Damien subiu o primeiro lance de degraus, seguindo o mesmo caminho que tinha percorrido milhares de vezes tantos anos atrás. Mas seus passos eram mais rápidos, mais desesperados. Em questão de segundos, estava na entrada do templo. Ergueu as costas e acessou a seu interior.
Uma figura como a de um esqueleto andante saiu a recebê-lo com uma tocha na mão. Damien deu um passo adiante, maravilhado pela precisão com a que aquele lugar tinha sido restaurado. As figuras de pedra que representavam aos adoradores eram tais como as recordava. Homens e mulheres de olhos enormes com as mãos dobradas em atitude de prece.
Damien passou por diante delas, obrigando-se a apartar o olhar daquelas figuras que representavam a sua gente e se concentrou no homem de aspecto gasto que acabava de deter-se no outro extremo da habitação.
—Estou aqui, Anthar. Fiz o que me pediste. Onde está Shannon?
Anthar se limitou a esboçar um sorriso. Apartou-se para um lado e alargou a mão para uma estátua do deus Anu. O cabelo dourado do Anu e sua barba tinham sido abrilhantados até fazê-los resplandecer. A seus pés, sobre o altar sacrifical, estava Shannon tremendo, com as bonecas e os tornozelos atados. Ia vestida com uma túnica branca que se sujeitava o um dos ombros com um broche e deixava o outro ao descoberto.
Damien sentiu seu medo, sua absoluta tristeza. Tentou lhe transmitir força, confiança, consolo. Anthar deu um passo adiante para acender as tochas que emolduravam sua cabeça e seus pés. Shannon se encolheu e lançou um gemido de terror. Damien se equilibrou para ela, mas Anthar se interpôs em seu caminho.
—Olhe a seu redor, Gilgamesh. Olhe aos deuses aos que traíste ao tentar te converter em um deles —elevou a tocha para iluminar às deidades—. A deusa Inanna, cujo nome amaldiçoaste da morte de seu amigo. Ea, o deus dos mananciais, inclusive o ofendeste. E ao Enil, o bom deus da terra e o vento, cujo nome sujou. E Ninurta, deus da guerra, que também está furioso contigo.
Damien tinha que fazer um grande esforço para não perder a paciência.

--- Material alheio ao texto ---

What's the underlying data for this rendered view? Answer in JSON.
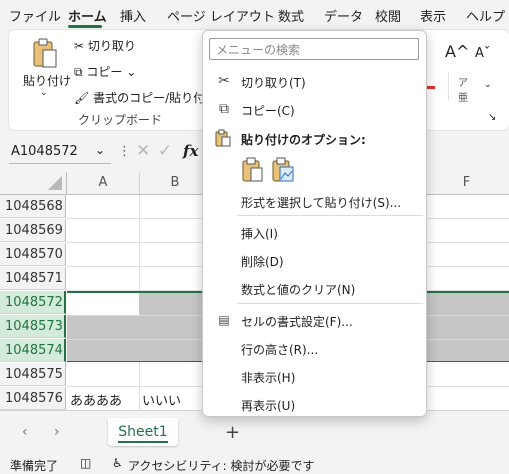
{
  "menubar": {
    "tabs": [
      "ファイル",
      "ホーム",
      "挿入",
      "ページ レイアウト",
      "数式",
      "データ",
      "校閲",
      "表示",
      "ヘルプ"
    ]
  },
  "ribbon": {
    "paste": "貼り付け",
    "cut": "切り取り",
    "copy": "コピー",
    "format_painter": "書式のコピー/貼り付け",
    "group_clipboard": "クリップボード"
  },
  "formula": {
    "namebox": "A1048572"
  },
  "grid": {
    "columns": [
      "A",
      "B",
      "F"
    ],
    "rows": [
      {
        "num": "1048568",
        "a": "",
        "b": ""
      },
      {
        "num": "1048569",
        "a": "",
        "b": ""
      },
      {
        "num": "1048570",
        "a": "",
        "b": ""
      },
      {
        "num": "1048571",
        "a": "",
        "b": ""
      },
      {
        "num": "1048572",
        "a": "",
        "b": ""
      },
      {
        "num": "1048573",
        "a": "",
        "b": ""
      },
      {
        "num": "1048574",
        "a": "",
        "b": ""
      },
      {
        "num": "1048575",
        "a": "",
        "b": ""
      },
      {
        "num": "1048576",
        "a": "ああああ",
        "b": "いいい"
      }
    ]
  },
  "sheets": {
    "active": "Sheet1",
    "add": "+"
  },
  "status": {
    "ready": "準備完了",
    "accessibility": "アクセシビリティ: 検討が必要です"
  },
  "context_menu": {
    "search_placeholder": "メニューの検索",
    "cut": "切り取り(T)",
    "copy": "コピー(C)",
    "paste_options": "貼り付けのオプション:",
    "paste_special": "形式を選択して貼り付け(S)...",
    "insert": "挿入(I)",
    "delete": "削除(D)",
    "clear_contents": "数式と値のクリア(N)",
    "format_cells": "セルの書式設定(F)...",
    "row_height": "行の高さ(R)...",
    "hide": "非表示(H)",
    "unhide": "再表示(U)"
  },
  "colors": {
    "accent": "#217346",
    "selected_row": "#d3ebd9",
    "selection_fill": "#c6c6c6"
  }
}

—Parece-me, Anthar, que o único ao que ofendi é você. Os deuses não atuaram contra mim em todo este tempo. E não acredito que sua justiça seja tão lenta.

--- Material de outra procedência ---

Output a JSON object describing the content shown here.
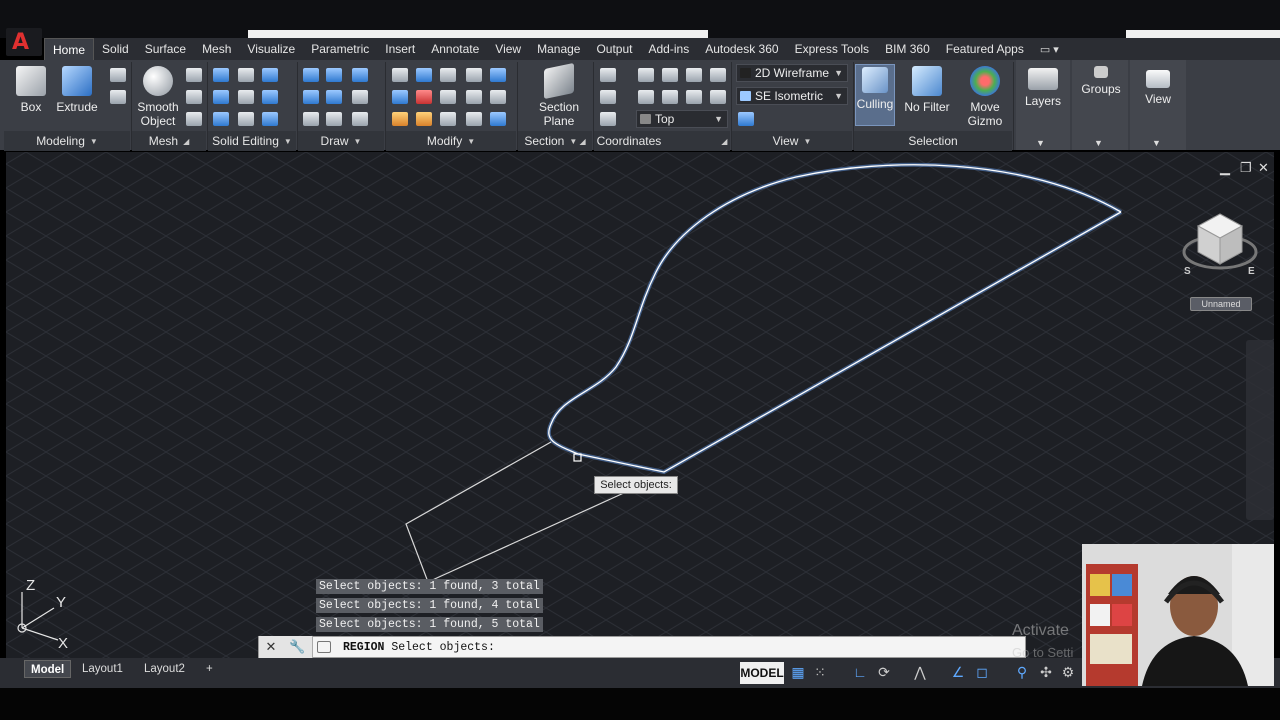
{
  "app": {
    "logo_letter": "A"
  },
  "tabs": [
    "Home",
    "Solid",
    "Surface",
    "Mesh",
    "Visualize",
    "Parametric",
    "Insert",
    "Annotate",
    "View",
    "Manage",
    "Output",
    "Add-ins",
    "Autodesk 360",
    "Express Tools",
    "BIM 360",
    "Featured Apps"
  ],
  "ribbon": {
    "buttons": {
      "box": "Box",
      "extrude": "Extrude",
      "smooth_object_1": "Smooth",
      "smooth_object_2": "Object",
      "section_plane_1": "Section",
      "section_plane_2": "Plane",
      "culling": "Culling",
      "no_filter": "No Filter",
      "move_gizmo_1": "Move",
      "move_gizmo_2": "Gizmo",
      "layers": "Layers",
      "groups": "Groups",
      "view": "View"
    },
    "dropdowns": {
      "visual_style": "2D Wireframe",
      "view_preset": "SE Isometric",
      "ucs": "Top"
    },
    "panels": [
      "Modeling",
      "Mesh",
      "Solid Editing",
      "Draw",
      "Modify",
      "Section",
      "Coordinates",
      "View",
      "Selection"
    ]
  },
  "viewport": {
    "named_view": "Unnamed",
    "tooltip": "Select objects:",
    "axis_labels": {
      "x": "X",
      "y": "Y",
      "z": "Z"
    },
    "compass": {
      "s": "S",
      "e": "E"
    }
  },
  "command": {
    "history": [
      "Select objects: 1 found, 3 total",
      "Select objects: 1 found, 4 total",
      "Select objects: 1 found, 5 total"
    ],
    "name": "REGION",
    "prompt": "Select objects:"
  },
  "watermark": {
    "line1": "Activate",
    "line2": "Go to Setti"
  },
  "layout_tabs": [
    "Model",
    "Layout1",
    "Layout2"
  ],
  "status": {
    "space": "MODEL"
  },
  "colors": {
    "selection": "#7fb6ff",
    "viewport_bg": "#1d1f24"
  }
}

—A justiça está a ponto de fazer-se.
—Se isso for certo, então estou disposto a isso, Anthar, mas agora libera a essa mulher. Supõe-se que quer me fazer sofrer, não a ela.
—Ainda não, Gilgamesh.
Damien deu um passo adiante com intenção de liberar Shannon, mas Anthar alargou a mão para uma pequena prateleira de pedra e tomou uma adaga ritual. O fio era tão penetrante como o de uma gilete. Colocou-à frente à garganta do Shannon. Ela gritou e olhou Damien desesperada.
—Se te mover, blasfemo, farei-lhe sofrer. Farei-lhe sofrer terrivelmente. Provavelmente sangrará antes que você possa fazer nada para impedi-lo.

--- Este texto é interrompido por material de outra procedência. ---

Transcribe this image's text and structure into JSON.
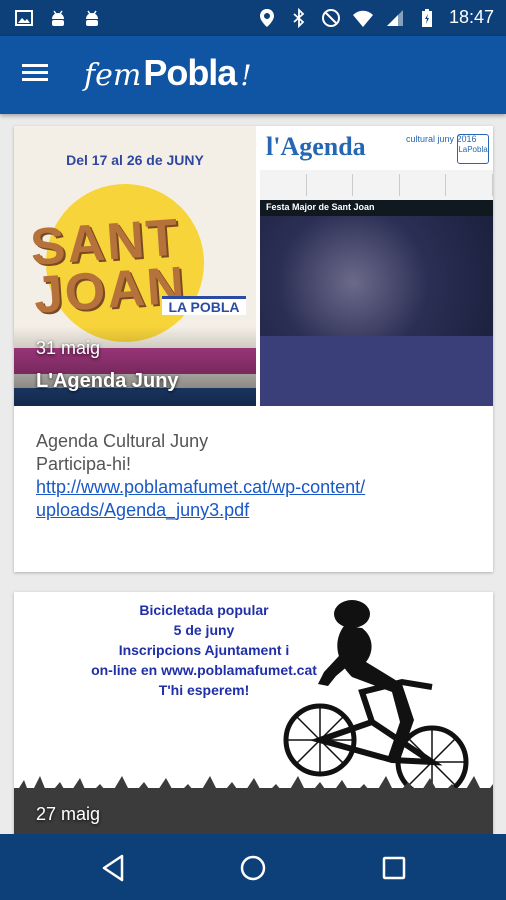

—Sou muito velho —respondeu Damien—. Mais velho que ninguém, exceto o próprio Utnapishtim, que me transformou. Deveria procurar não me zangar.
—Utnapishtim também me fez, também, grande rei do Uruk. Só uns segundos depois que a ti.
—Mas ele não haveria...
—Não teve outra opção. Seu intercâmbio de sangue com um jovem enlouquecido o tinha debilitado. Eu o obriguei a repetir o ritual, queria viver para poder ver sua morte.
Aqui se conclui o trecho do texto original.